Hıfzı TOPUZ - Çılgın ve Özgür ''Neyzen Tevfik'in Romanı''



  1923 doğumlu hukukçu, gazeteci, yazar olan Hıfzı TOPUZ'un aldığı ödüller o kadar çok ki, yazmam adeta olanaksız. Okumaktan çok keyif aldığım bir yazar. 

  Yazar, İnceleme-Araştırma, Anı, Söyleşi ve Roman dallarında pek çok eser vermiştir.  Romanlarından Nazım Hikmet'i anlatan ''Hava Kurşun Gibi Ağır'',  ''Taif'te Ölüm'', ''Gazi ve Fikriye'yi'' okumuştum. Sabahattin Ali'yi anlatan ''Başın Öne Eğilmesin'' de okunmayı bekleyen kitaplarım arasında.

  Hıfzı Topuz'u okurken bir dönem ve roman kahramanı olan kişiye ilgili bilgilendiğimi, aydınlandığımı düşünüp mutlu olurum.

   Bu romanda da Neyzen Tevfik hakkında bildiklerimizin ne kadar yüzeysel, eksik ya da yanlış olduğunu anlayıp, bilgileneceğiz. Tabii Hıfzı Topuz'un sade, akıcı cümleleriyle. Elinizden bırakamayacağınız bir roman, okumanızı öneriyorum.

  Neyzen Tevfik'in çocukluğundan beri farklı, zaman zaman tesadüflerle de olsa edindiği bilgi birikimiyle bohem yaşamı seçişine tanık olacağız. Baskı rejimlerinde ''Çılgın ve Özgür'' olması, zaman zaman işi deliliğe vurması bence işe yaramış.

Diğer anlatımla; Neyzen Tevfik, zamanından çok önce dünyaya gelmiş, yaşarken pek de anlaşılmamış bir filozof, müzisyen.

Okunmalı...


******


Kitaptan Alıntılar:


  ''Rakıya çocukluğumda başlamıştım. Bir gün evde rakı bulamadım ve bayıldım. Babam, annem ve konuklar başıma üşüştüler. Lokman ruhları, kolonyalar, limonlar hiçbiri fayda etmiyordu. Babam, ''Ben şimdi onu ayıltırım,'' diyerek hemen köşedeki dükkana koşmuş, rakı, şarap, konyak ne bulduysa almış. Bunları bir tencereye boşaltmış ve kaşık kaşık ağzıma dökmeye kalkmış. Bu yetmemiş, sonra da bu garip içkiyi kepçeyle ağzıma boşaltmaya kalkmış. o gün kendime gelmişim.''  ( s.162  )

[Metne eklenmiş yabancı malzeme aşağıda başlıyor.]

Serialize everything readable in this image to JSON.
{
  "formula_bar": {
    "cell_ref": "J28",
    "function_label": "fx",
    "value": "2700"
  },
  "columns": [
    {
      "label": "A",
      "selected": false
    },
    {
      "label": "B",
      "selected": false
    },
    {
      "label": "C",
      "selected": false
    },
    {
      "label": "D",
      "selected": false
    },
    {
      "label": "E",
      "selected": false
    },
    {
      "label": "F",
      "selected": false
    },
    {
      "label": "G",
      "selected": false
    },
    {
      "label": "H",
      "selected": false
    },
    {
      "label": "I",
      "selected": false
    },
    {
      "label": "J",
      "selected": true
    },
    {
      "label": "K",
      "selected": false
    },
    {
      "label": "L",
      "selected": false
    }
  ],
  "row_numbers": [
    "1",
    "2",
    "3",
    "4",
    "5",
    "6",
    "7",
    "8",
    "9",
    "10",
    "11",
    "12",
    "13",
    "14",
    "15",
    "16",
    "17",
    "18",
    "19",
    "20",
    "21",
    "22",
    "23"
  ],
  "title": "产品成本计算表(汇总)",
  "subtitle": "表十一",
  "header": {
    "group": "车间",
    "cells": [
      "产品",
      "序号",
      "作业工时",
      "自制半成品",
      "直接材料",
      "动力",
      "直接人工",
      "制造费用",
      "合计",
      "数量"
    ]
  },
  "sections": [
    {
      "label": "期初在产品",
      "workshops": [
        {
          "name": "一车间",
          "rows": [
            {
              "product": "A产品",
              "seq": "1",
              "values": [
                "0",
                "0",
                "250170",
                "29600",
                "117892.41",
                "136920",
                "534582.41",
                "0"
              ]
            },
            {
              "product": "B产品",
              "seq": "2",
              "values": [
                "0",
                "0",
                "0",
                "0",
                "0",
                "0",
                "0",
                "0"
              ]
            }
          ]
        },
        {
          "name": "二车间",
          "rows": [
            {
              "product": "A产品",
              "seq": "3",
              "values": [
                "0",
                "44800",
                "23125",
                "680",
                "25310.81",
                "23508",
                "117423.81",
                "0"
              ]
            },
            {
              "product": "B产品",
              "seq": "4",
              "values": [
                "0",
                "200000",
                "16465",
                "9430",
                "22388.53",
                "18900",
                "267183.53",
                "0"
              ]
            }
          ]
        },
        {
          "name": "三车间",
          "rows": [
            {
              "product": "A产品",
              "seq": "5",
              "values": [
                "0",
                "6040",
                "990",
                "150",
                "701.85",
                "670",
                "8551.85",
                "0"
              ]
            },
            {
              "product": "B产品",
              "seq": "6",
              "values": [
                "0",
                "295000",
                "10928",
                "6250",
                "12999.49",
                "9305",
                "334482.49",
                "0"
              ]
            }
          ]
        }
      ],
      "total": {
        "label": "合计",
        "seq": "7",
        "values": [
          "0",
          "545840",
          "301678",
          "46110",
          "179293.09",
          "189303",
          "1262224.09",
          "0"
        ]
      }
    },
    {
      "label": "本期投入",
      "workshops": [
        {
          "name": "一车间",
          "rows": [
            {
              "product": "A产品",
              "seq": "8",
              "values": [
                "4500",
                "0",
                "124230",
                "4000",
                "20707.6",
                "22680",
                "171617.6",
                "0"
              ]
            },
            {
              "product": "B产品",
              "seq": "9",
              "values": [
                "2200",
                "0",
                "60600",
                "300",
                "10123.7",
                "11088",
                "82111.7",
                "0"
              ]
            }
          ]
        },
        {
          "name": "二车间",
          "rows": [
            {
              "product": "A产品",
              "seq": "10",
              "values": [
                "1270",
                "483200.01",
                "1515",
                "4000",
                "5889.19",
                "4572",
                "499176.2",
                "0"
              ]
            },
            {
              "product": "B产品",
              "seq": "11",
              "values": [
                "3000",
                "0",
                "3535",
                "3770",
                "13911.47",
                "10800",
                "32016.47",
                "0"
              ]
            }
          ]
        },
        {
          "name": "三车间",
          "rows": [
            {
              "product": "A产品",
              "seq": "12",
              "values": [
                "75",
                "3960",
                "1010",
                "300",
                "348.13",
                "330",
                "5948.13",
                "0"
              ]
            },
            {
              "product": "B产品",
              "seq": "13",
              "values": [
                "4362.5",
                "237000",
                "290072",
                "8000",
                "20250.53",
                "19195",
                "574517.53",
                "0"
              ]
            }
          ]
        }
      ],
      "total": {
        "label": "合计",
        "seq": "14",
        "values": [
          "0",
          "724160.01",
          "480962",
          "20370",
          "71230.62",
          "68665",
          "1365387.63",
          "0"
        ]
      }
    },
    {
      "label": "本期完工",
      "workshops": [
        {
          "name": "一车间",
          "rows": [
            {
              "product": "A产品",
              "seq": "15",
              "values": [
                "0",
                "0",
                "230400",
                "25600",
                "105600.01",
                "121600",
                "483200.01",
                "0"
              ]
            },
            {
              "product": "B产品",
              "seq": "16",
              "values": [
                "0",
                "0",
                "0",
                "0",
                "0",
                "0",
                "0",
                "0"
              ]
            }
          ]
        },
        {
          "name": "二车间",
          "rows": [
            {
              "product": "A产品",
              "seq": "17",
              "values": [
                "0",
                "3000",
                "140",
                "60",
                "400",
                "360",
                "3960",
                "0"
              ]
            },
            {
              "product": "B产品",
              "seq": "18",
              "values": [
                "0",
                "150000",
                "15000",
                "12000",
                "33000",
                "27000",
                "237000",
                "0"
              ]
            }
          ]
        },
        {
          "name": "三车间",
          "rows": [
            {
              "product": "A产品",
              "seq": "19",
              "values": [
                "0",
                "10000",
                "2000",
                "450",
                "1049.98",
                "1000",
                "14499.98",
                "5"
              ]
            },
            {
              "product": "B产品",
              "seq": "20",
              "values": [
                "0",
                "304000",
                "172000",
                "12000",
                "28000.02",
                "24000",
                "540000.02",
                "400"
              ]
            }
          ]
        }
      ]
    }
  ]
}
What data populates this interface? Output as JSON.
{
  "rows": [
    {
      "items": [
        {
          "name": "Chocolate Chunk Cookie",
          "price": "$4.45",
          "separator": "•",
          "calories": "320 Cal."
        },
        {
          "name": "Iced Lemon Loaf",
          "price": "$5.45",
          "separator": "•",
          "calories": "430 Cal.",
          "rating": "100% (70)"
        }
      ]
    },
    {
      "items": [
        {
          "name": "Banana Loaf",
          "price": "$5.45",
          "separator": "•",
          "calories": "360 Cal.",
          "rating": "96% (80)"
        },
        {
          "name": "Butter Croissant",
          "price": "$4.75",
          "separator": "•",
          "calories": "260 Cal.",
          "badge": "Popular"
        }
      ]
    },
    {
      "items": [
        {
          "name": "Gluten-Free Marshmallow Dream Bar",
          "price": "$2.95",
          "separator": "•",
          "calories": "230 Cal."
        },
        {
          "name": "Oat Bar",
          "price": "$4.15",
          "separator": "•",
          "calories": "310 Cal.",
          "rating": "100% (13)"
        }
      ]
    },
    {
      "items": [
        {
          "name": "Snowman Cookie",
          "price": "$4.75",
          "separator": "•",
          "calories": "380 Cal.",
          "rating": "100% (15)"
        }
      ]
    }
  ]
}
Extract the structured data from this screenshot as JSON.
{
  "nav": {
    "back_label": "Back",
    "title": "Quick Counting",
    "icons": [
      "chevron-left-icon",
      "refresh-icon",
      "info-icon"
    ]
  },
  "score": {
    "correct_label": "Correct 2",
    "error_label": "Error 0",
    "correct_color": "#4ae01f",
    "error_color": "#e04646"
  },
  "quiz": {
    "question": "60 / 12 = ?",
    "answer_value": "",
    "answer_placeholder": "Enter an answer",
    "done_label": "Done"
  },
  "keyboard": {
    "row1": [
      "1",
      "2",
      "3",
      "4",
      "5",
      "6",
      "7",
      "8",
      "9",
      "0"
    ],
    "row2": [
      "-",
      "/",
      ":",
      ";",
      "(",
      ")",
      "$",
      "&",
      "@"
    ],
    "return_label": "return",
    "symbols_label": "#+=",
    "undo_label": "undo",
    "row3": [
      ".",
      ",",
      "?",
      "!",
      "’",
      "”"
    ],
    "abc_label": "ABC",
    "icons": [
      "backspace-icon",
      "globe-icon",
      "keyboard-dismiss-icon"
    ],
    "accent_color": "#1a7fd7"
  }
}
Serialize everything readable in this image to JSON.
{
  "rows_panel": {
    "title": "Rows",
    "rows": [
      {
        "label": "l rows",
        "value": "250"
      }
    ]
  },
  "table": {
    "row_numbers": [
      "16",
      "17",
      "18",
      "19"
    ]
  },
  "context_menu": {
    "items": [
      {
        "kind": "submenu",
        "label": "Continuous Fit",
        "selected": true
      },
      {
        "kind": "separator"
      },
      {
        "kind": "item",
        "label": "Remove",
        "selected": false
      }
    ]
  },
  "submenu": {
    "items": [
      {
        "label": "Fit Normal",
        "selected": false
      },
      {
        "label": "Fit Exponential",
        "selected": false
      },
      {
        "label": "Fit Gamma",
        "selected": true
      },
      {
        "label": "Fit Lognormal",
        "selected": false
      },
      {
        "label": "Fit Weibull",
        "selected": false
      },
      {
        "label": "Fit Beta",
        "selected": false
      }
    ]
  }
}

  ''Neyzen, her zaman yönettiği kalenderlik okuluna yetenekli öğrencileri kabul eder, meyhane meyhane dolaştırır, rakı içmeyi, ney dinlemeyi, çifte kağıt açmayı, dünyaya hayran hayran bakmayı öğretirdi. Canı isteyince tekkeye döner gibi Bakırköy'e sığınırdı. Başı derde girince, esrarı, afyonu, içkiyi, küfürü, taşlamayı fazla kaçırdığı zaman kendiliğinden Bakırköy'e gelir, bir- iki ay dinlenirdi. Neyzen'in yatağı her zaman hazırdı. ''  (s.182  )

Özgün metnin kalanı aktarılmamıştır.